Oops, this approach doesn't work. It requires importing the module before calling its paths() function, but the import will fail if you have paths you need to augment sys.path with... and of course those paths are tucked away inside the paths() function :). We'll have to come up with a different mechanism to allow this.

waxlamp commented 11 years ago

Closed in commit 7c14138f7ef4cc7bdd4e24bb19d3464b08f8743c.

Instead of the flawed approach I originally suggested, this does something slightly hacky, but maybe good enough. I have added a tangelo.paths() function which takes a single list of module-relative paths with which to augment sys.path. Now the service writer can do something like:

import tangelo
tangelo.paths(["../libs", "extra"])

import lib1
import lib2
import extra1
.
.
.

where lib1 and lib2 are modules in ../libs, and extra is a module in extra (all paths relative to wherever the service module is).

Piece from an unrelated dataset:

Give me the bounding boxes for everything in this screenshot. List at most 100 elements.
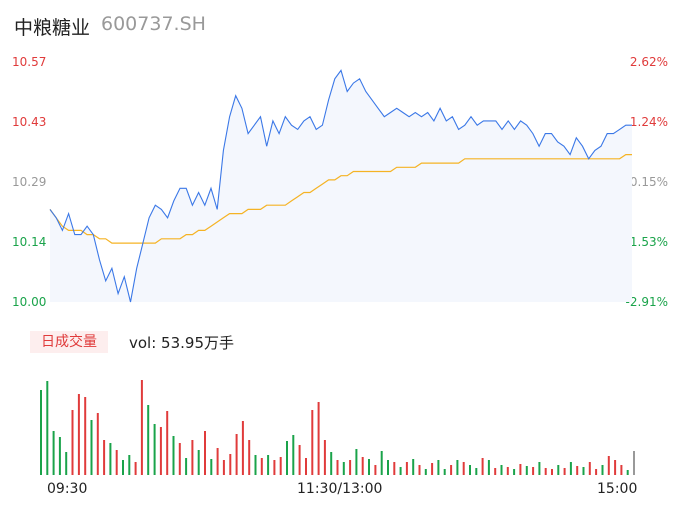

The hackiness comes because of the way the engine has to prepare tangelo.paths(), using a global variable and a special function that places the module's directory in it (tangeo.py, line 34, and tangelo.in, line 18). This global variable is a bit of a liability, but there are ways to protect it from unauthorized tampering. Specifically, here is a crazy Python hack (sanctioned by Guido himself): http://stackoverflow.com/questions/2447353/getattr-on-a-module (the answer given by Ethan Furman, which references this email from Guido on the subject: http://mail.python.org/pipermail/python-ideas/2012-May/014969.html). I'm not too worried about this particular thing, but if we needed to, we could implement the hack (which I tested - it does work as advertised).

In any case, now there's a way to affect sys.path from inside a service module.

jeffbaumes commented 11 years ago

The second solution looks more explicit to me anyway. I like how it feels more like an import statement rather than a magical callback that will be called sometime.